“李大哥……我还活着?”
李瀚握住他的手,兄弟俩的手掌满是血茧与伤疤:“活着。欠我的酒,记得还。”
阿泰笑得虚弱,却带着豪气:“那得回去喝……喝安娜酿的椰子酒……还有小明恩……我还没抱过那小子呢……还有阿秀……她肯定在家里骂我笨蛋……但等我回去,她会扑上来咬我一口……那才是家啊……”
李瀚喉头一哽,脑中又闪过安平镇的画面:安娜在院子里哄孩子,牧师在旁边读经;明恩咿呀学语,小手抓着安娜的金发;自己回来时,会被安娜抱住,用荷兰语说“Jebentveiligthuis”(你安全回家了)。

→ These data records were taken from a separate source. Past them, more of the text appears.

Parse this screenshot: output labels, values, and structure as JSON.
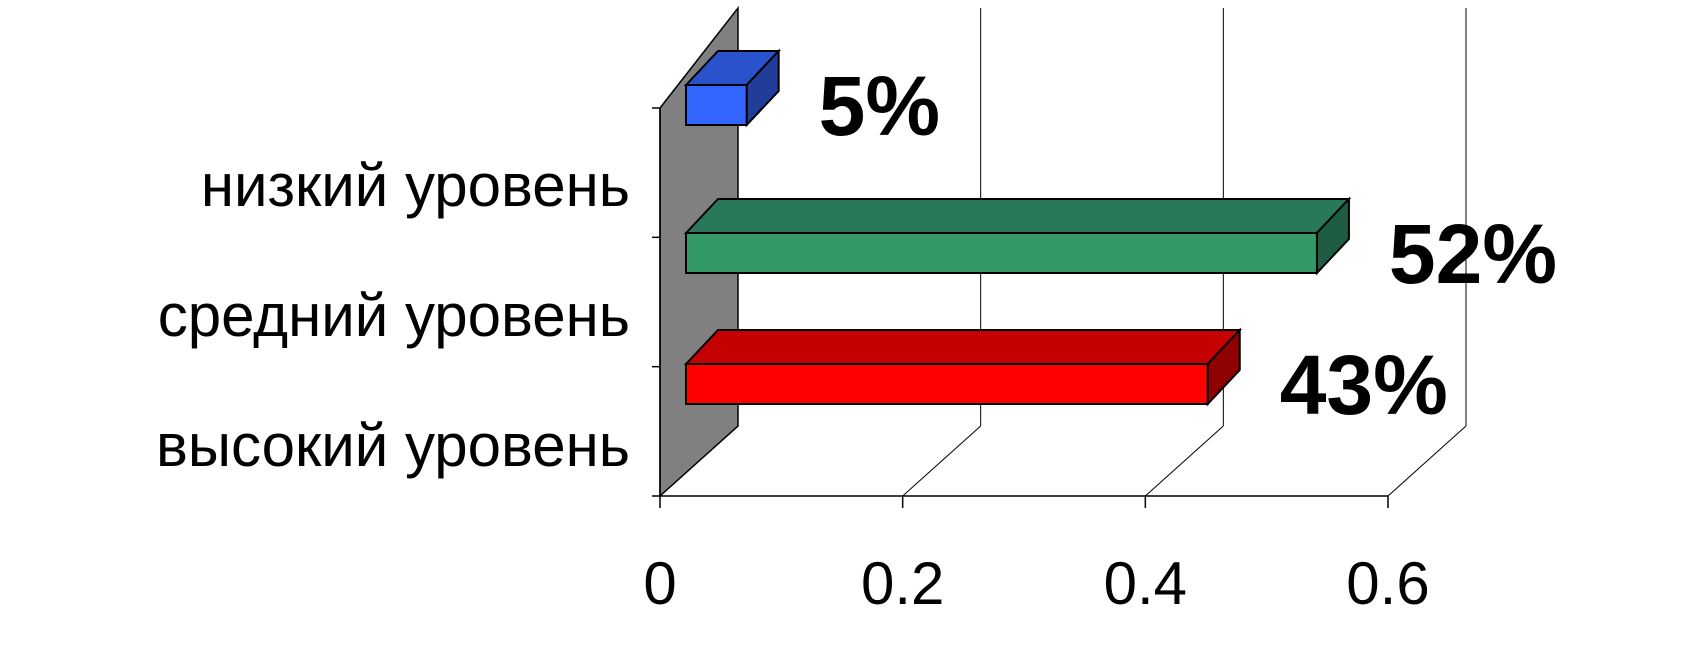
{
  "chart_data": {
    "type": "bar",
    "orientation": "horizontal",
    "three_d": true,
    "categories": [
      "низкий уровень",
      "средний уровень",
      "высокий уровень"
    ],
    "values": [
      0.05,
      0.52,
      0.43
    ],
    "data_labels": [
      "5%",
      "52%",
      "43%"
    ],
    "bar_colors": [
      "#3366ff",
      "#339966",
      "#ff0000"
    ],
    "bar_top_colors": [
      "#2a52cc",
      "#28795a",
      "#c40000"
    ],
    "bar_side_colors": [
      "#1f3d99",
      "#1f5c44",
      "#8f0000"
    ],
    "xlim": [
      0,
      0.6
    ],
    "x_ticks": [
      "0",
      "0.2",
      "0.4",
      "0.6"
    ],
    "x_tick_values": [
      0,
      0.2,
      0.4,
      0.6
    ],
    "grid": true,
    "wall_color": "#808080",
    "legend": false
  }
}
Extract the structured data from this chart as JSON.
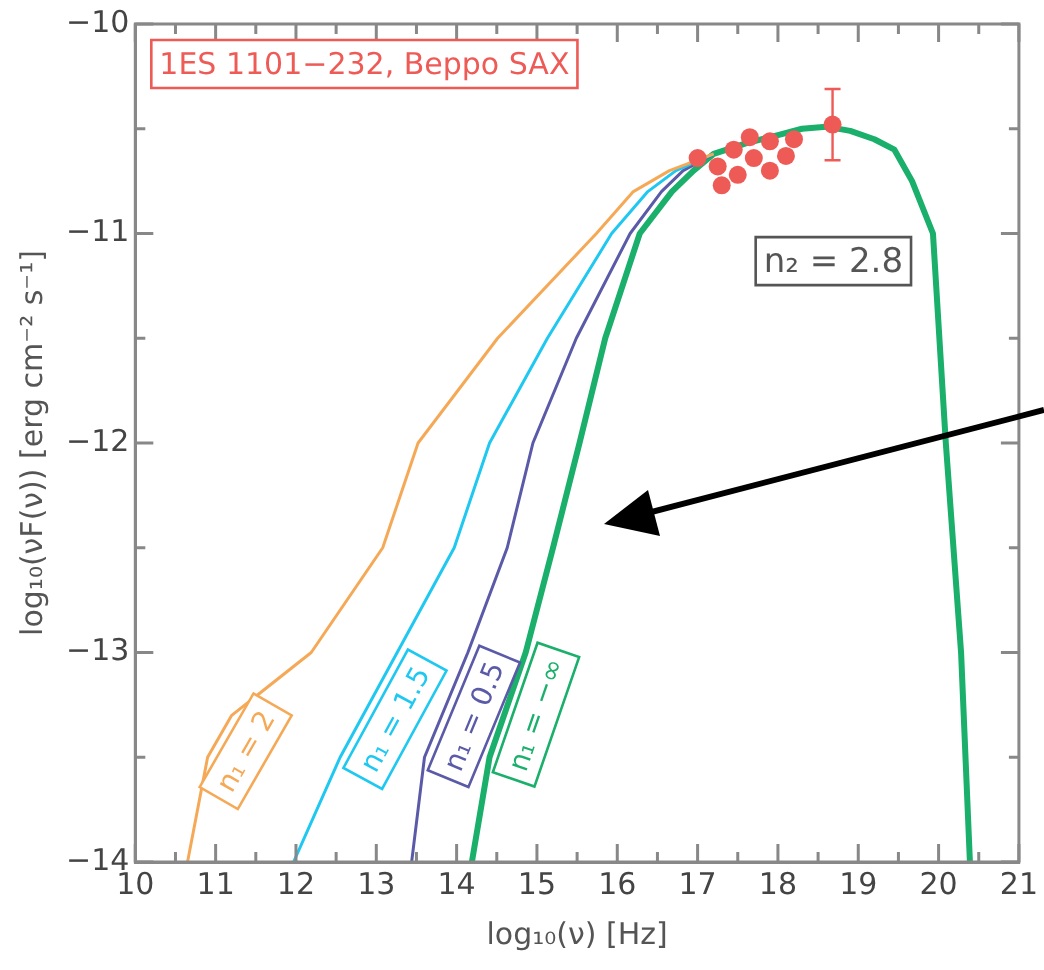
{
  "chart_data": {
    "type": "line",
    "xlabel": "log₁₀(ν) [Hz]",
    "ylabel": "log₁₀(νF(ν)) [erg cm⁻² s⁻¹]",
    "xlim": [
      10,
      21
    ],
    "ylim": [
      -14,
      -10
    ],
    "xticks": [
      10,
      {
        "value": 10.5,
        "label": null
      },
      11,
      {
        "value": 11.5,
        "label": null
      },
      12,
      {
        "value": 12.5,
        "label": null
      },
      13,
      {
        "value": 13.5,
        "label": null
      },
      14,
      {
        "value": 14.5,
        "label": null
      },
      15,
      {
        "value": 15.5,
        "label": null
      },
      16,
      {
        "value": 16.5,
        "label": null
      },
      17,
      {
        "value": 17.5,
        "label": null
      },
      18,
      {
        "value": 18.5,
        "label": null
      },
      19,
      {
        "value": 19.5,
        "label": null
      },
      20,
      {
        "value": 20.5,
        "label": null
      },
      21
    ],
    "yticks": [
      {
        "value": -14,
        "label": "−14"
      },
      {
        "value": -13.5,
        "label": null
      },
      {
        "value": -13,
        "label": "−13"
      },
      {
        "value": -12.5,
        "label": null
      },
      {
        "value": -12,
        "label": "−12"
      },
      {
        "value": -11.5,
        "label": null
      },
      {
        "value": -11,
        "label": "−11"
      },
      {
        "value": -10.5,
        "label": null
      },
      {
        "value": -10,
        "label": "−10"
      }
    ],
    "grid": false,
    "legend": false,
    "marker": "none",
    "line_style": "solid",
    "annotations": [
      "1ES 1101−232, Beppo SAX",
      "n₂ = 2.8"
    ],
    "series": [
      {
        "name": "n₁ = 2",
        "color": "#f5a957",
        "x": [
          10.65,
          10.9,
          11.2,
          12.19,
          13.08,
          13.52,
          14.51,
          15.74,
          16.2,
          16.65,
          17.2
        ],
        "values": [
          -14,
          -13.5,
          -13.3,
          -13,
          -12.5,
          -12,
          -11.5,
          -11,
          -10.8,
          -10.7,
          -10.62
        ]
      },
      {
        "name": "n₁ = 1.5",
        "color": "#1ec8f0",
        "x": [
          11.97,
          12.55,
          13.26,
          13.97,
          14.41,
          15.13,
          15.93,
          16.38,
          16.73,
          17.2
        ],
        "values": [
          -14,
          -13.5,
          -13,
          -12.5,
          -12,
          -11.5,
          -11,
          -10.8,
          -10.7,
          -10.62
        ]
      },
      {
        "name": "n₁ = 0.5",
        "color": "#5a5aa8",
        "x": [
          13.44,
          13.6,
          14.14,
          14.63,
          14.95,
          15.49,
          16.16,
          16.55,
          16.82,
          17.2
        ],
        "values": [
          -14,
          -13.5,
          -13,
          -12.5,
          -12,
          -11.5,
          -11,
          -10.8,
          -10.7,
          -10.62
        ]
      },
      {
        "name": "n₁ = −∞",
        "color": "#1aaf6a",
        "x": [
          14.19,
          14.41,
          14.86,
          15.2,
          15.53,
          15.85,
          16.28,
          16.68,
          16.95,
          17.2,
          17.6,
          18.0,
          18.3,
          18.6,
          18.9,
          19.2,
          19.45,
          19.67,
          19.93,
          20.09,
          20.28,
          20.39
        ],
        "values": [
          -14,
          -13.5,
          -13,
          -12.5,
          -12,
          -11.5,
          -11,
          -10.8,
          -10.7,
          -10.62,
          -10.57,
          -10.53,
          -10.5,
          -10.49,
          -10.51,
          -10.55,
          -10.6,
          -10.75,
          -11,
          -12,
          -13,
          -14
        ]
      },
      {
        "type": "scatter",
        "marker": "circle",
        "color": "#ee5a55",
        "x": [
          17.0,
          17.25,
          17.3,
          17.45,
          17.5,
          17.7,
          17.65,
          17.9,
          17.9,
          18.1,
          18.2,
          18.68
        ],
        "values": [
          -10.64,
          -10.68,
          -10.77,
          -10.6,
          -10.72,
          -10.64,
          -10.54,
          -10.7,
          -10.56,
          -10.63,
          -10.55,
          -10.48
        ],
        "errors": [
          null,
          null,
          null,
          null,
          null,
          null,
          null,
          null,
          null,
          null,
          null,
          0.17
        ]
      }
    ]
  }
}
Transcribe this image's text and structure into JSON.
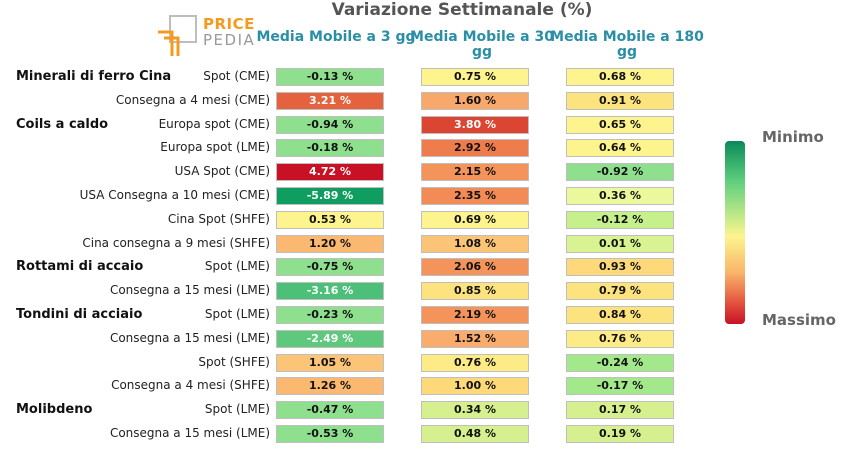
{
  "logo": {
    "line1": "PRICE",
    "line2": "PEDIA"
  },
  "chart_data": {
    "type": "table",
    "title": "Variazione Settimanale (%)",
    "columns": [
      "Media Mobile a 3 gg",
      "Media Mobile a 30 gg",
      "Media Mobile a 180 gg"
    ],
    "legend": {
      "min_label": "Minimo",
      "max_label": "Massimo"
    },
    "rows": [
      {
        "group": "Minerali di ferro Cina",
        "label": "Spot (CME)",
        "values": [
          "-0.13 %",
          "0.75 %",
          "0.68 %"
        ],
        "colors": [
          "#8ee08f",
          "#fdf48e",
          "#fdf48e"
        ]
      },
      {
        "group": "",
        "label": "Consegna a 4 mesi (CME)",
        "values": [
          "3.21 %",
          "1.60 %",
          "0.91 %"
        ],
        "colors": [
          "#e4633e",
          "#f9a86b",
          "#fde37e"
        ]
      },
      {
        "group": "Coils a caldo",
        "label": "Europa spot (CME)",
        "values": [
          "-0.94 %",
          "3.80 %",
          "0.65 %"
        ],
        "colors": [
          "#8ee08f",
          "#db4532",
          "#fdf48e"
        ]
      },
      {
        "group": "",
        "label": "Europa spot (LME)",
        "values": [
          "-0.18 %",
          "2.92 %",
          "0.64 %"
        ],
        "colors": [
          "#8ee08f",
          "#ee7c4c",
          "#fdf48e"
        ]
      },
      {
        "group": "",
        "label": "USA Spot (CME)",
        "values": [
          "4.72 %",
          "2.15 %",
          "-0.92 %"
        ],
        "colors": [
          "#c81125",
          "#f4935a",
          "#8ee08f"
        ]
      },
      {
        "group": "",
        "label": "USA Consegna a 10 mesi (CME)",
        "values": [
          "-5.89 %",
          "2.35 %",
          "0.36 %"
        ],
        "colors": [
          "#109e60",
          "#f28b55",
          "#ecf89c"
        ]
      },
      {
        "group": "",
        "label": "Cina Spot (SHFE)",
        "values": [
          "0.53 %",
          "0.69 %",
          "-0.12 %"
        ],
        "colors": [
          "#fdf48e",
          "#fdf48e",
          "#c6f08c"
        ]
      },
      {
        "group": "",
        "label": "Cina consegna a 9 mesi (SHFE)",
        "values": [
          "1.20 %",
          "1.08 %",
          "0.01 %"
        ],
        "colors": [
          "#fbb870",
          "#fbc477",
          "#d9f292"
        ]
      },
      {
        "group": "Rottami di accaio",
        "label": "Spot (LME)",
        "values": [
          "-0.75 %",
          "2.06 %",
          "0.93 %"
        ],
        "colors": [
          "#8ee08f",
          "#f4935a",
          "#fdd97a"
        ]
      },
      {
        "group": "",
        "label": "Consegna a 15 mesi (LME)",
        "values": [
          "-3.16 %",
          "0.85 %",
          "0.79 %"
        ],
        "colors": [
          "#4cbf78",
          "#fde37e",
          "#fde37e"
        ]
      },
      {
        "group": "Tondini di acciaio",
        "label": "Spot (LME)",
        "values": [
          "-0.23 %",
          "2.19 %",
          "0.84 %"
        ],
        "colors": [
          "#8ee08f",
          "#f4935a",
          "#fde37e"
        ]
      },
      {
        "group": "",
        "label": "Consegna a 15 mesi (LME)",
        "values": [
          "-2.49 %",
          "1.52 %",
          "0.76 %"
        ],
        "colors": [
          "#5ec87d",
          "#faac6c",
          "#fdec86"
        ]
      },
      {
        "group": "",
        "label": "Spot (SHFE)",
        "values": [
          "1.05 %",
          "0.76 %",
          "-0.24 %"
        ],
        "colors": [
          "#fbc477",
          "#fdec86",
          "#a4e88c"
        ]
      },
      {
        "group": "",
        "label": "Consegna a 4 mesi (SHFE)",
        "values": [
          "1.26 %",
          "1.00 %",
          "-0.17 %"
        ],
        "colors": [
          "#fbb870",
          "#fdd97a",
          "#a4e88c"
        ]
      },
      {
        "group": "Molibdeno",
        "label": "Spot (LME)",
        "values": [
          "-0.47 %",
          "0.34 %",
          "0.17 %"
        ],
        "colors": [
          "#8ee08f",
          "#d6f090",
          "#d6f090"
        ]
      },
      {
        "group": "",
        "label": "Consegna a 15 mesi (LME)",
        "values": [
          "-0.53 %",
          "0.48 %",
          "0.19 %"
        ],
        "colors": [
          "#8ee08f",
          "#d6f090",
          "#d6f090"
        ]
      }
    ]
  }
}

他低声说:“会的。我们都会回去。兄弟,我们一起回家。”
但战况越来越糟。
清军援兵源源不断,郑军补给线被切断,水土不服、疫病开始蔓延。甘辉连番出击,却屡战屡败。郑经下令:全军撤回台湾,保存实力。
撤退途中,李瀚背着伤重的阿泰,率残部断后。
海上风浪大作,船只颠簸,很多人晕船呕吐。
李瀚站在甲板上,望着渐行渐远的大陆海岸,脑中全是安娜和明恩的影子。